The three officers put their heads together and conferred. Lowry waited. It seemed unlikely now that they would discipline him; so what did they want?

The woman said, “Lowry. You are one of thousands who might equally well have been chosen for this task.”

“Ma’am.”

“You’re adequate. That’s all.”

“Ma’am.”

“This is to be kept in the strictest confidence.”

“Of course.”

“In the morning, you are to travel north from here. You will accompany the expedition of Conductor Banks of the Kingstown Engine and assist him in all endeavors. On a probationary basis, you may immediately consider yourself and act as Sub-Invigilator
Second
Class. The paperwork will follow.”

“Ma’am—of course—but under what authority?”

“We speak for the Engines themselves.”

The one-eared man rapped his pen on the table. “Listen, Lowry. The General Enver is not dead. He disappeared after the fall of the Republic, and made an obstruction of himself for a decade, until finally a noisemaker shut him up. We don’t know exactly where or when. No records. Apparently he had the bad luck to survive, if you can call that survival. He was picked up off the mountainside where he should have died and transported through various hospitals, where apparently no one had the good sense to just stop feeding him. His trail gets unclear. For some years, we’ve been aware of rumors that he’s been seen, by now quite mad, in a little hospital in the very far West, about four days’ drive northwest of this Station, calls itself the House Dolorous. Ever heard of it?”

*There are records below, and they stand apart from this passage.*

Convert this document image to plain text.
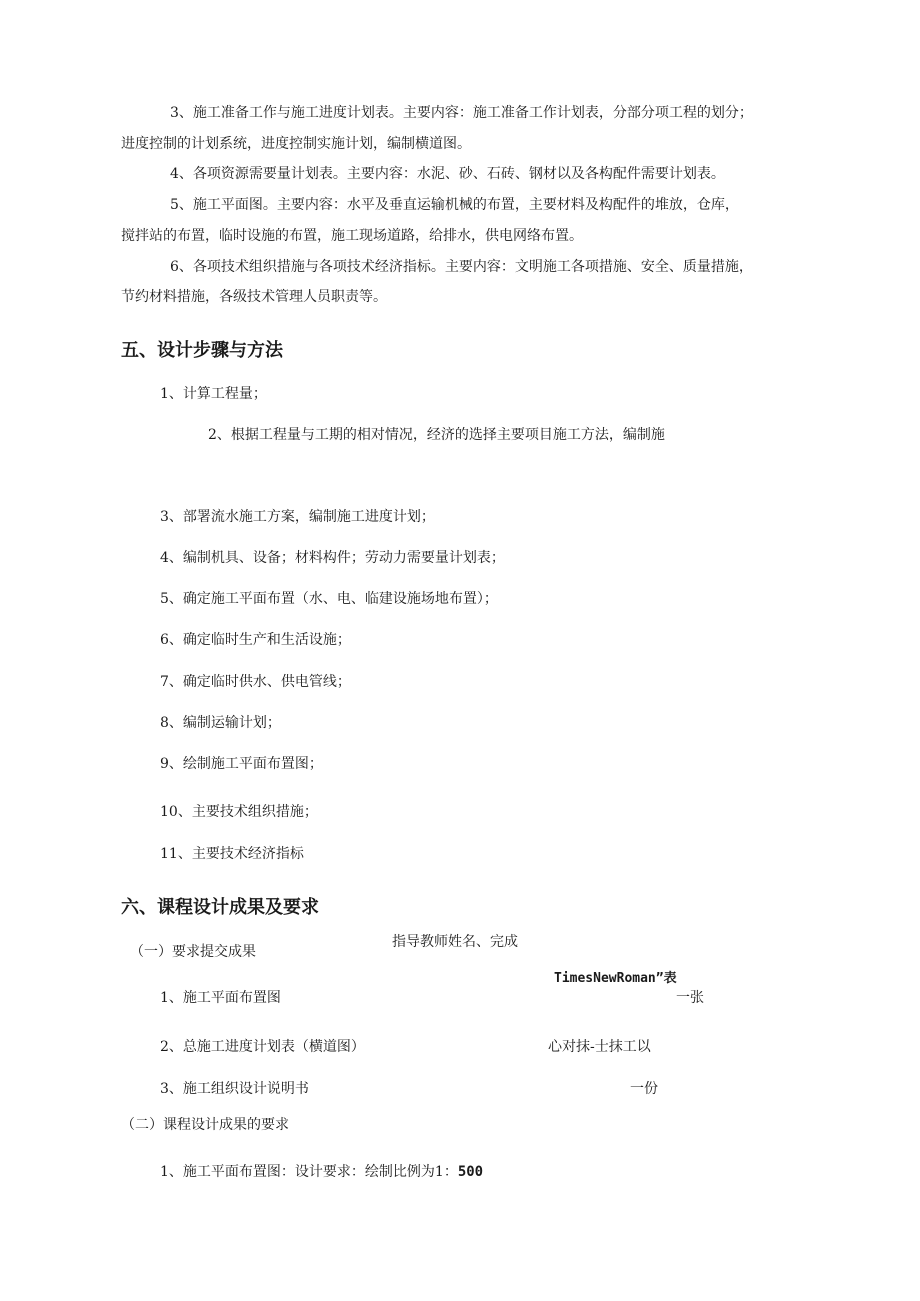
3、施工准备工作与施工进度计划表。主要内容：施工准备工作计划表，分部分项工程的划分；
进度控制的计划系统，进度控制实施计划，编制横道图。
4、各项资源需要量计划表。主要内容：水泥、砂、石砖、钢材以及各构配件需要计划表。
5、施工平面图。主要内容：水平及垂直运输机械的布置，主要材料及构配件的堆放，仓库，
搅拌站的布置，临时设施的布置，施工现场道路，给排水，供电网络布置。
6、各项技术组织措施与各项技术经济指标。主要内容：文明施工各项措施、安全、质量措施，
节约材料措施，各级技术管理人员职责等。
五、设计步骤与方法
1、计算工程量；
2、根据工程量与工期的相对情况，经济的选择主要项目施工方法，编制施
3、部署流水施工方案，编制施工进度计划；
4、编制机具、设备；材料构件；劳动力需要量计划表；
5、确定施工平面布置（水、电、临建设施场地布置）；
6、确定临时生产和生活设施；
7、确定临时供水、供电管线；
8、编制运输计划；
9、绘制施工平面布置图；
10、主要技术组织措施；
11、主要技术经济指标
六、课程设计成果及要求
指导教师姓名、完成
（一）要求提交成果
TimesNewRoman”表
1、施工平面布置图	一张
2、总施工进度计划表（横道图）	心对抹-士抹工以
3、施工组织设计说明书	一份
（二）课程设计成果的要求
1、施工平面布置图：设计要求：绘制比例为1：500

“No. So, he’s alive—we go in, kill him.”

“No,” the one-eared man said. “Not so simple. You’ll read the file, Lowry. The hospital is protected. Hillfolk stuff. Listen, Lowry. The General must at all costs be extracted alive.”

“Why?”

“The proper question,” the man said, “is,
Why now?
And the answer is this: One month ago, the forces of the Dryden Engine occupied a town called Brazenwood, away back east.”

“There was oil beneath it,” the woman interjected. “Its development had been planned for decades. So what we are telling you, Lowry, is not a matter of chance and contingency, but the inevitable unfolding of Progress. Do you understand?”

Lowry nodded, but said nothing. That seemed safest.

“One of the locals,” the one-eared man continued, “a pawnshop owner, currying favor, tried to sell the commanding officer on-site a letter. It appears to be the General’s last letter, to his daughter and granddaughter. Not clear yet how it ended up in the pawnshop. The family are dead. It contains intelligence of great importance. We’d thought the General irrelevant. Not so. He must be questioned.”

“Yes, sir. What?”

The woman said, “You don’t need to know.”

“Apparently,” the one-eared man added, “the damn fool pawnshop owner had been holding on to that letter for years, and he would have been better off holding on to it forever, because of course he had to be shot. Yet despite these precautions, I’m sorry to say, we have reason to believe that Agents of the enemy may have acquired the same intelligence we possess. If so, you will face opposition. You’re to advise and assist Conductor Banks in that regard.”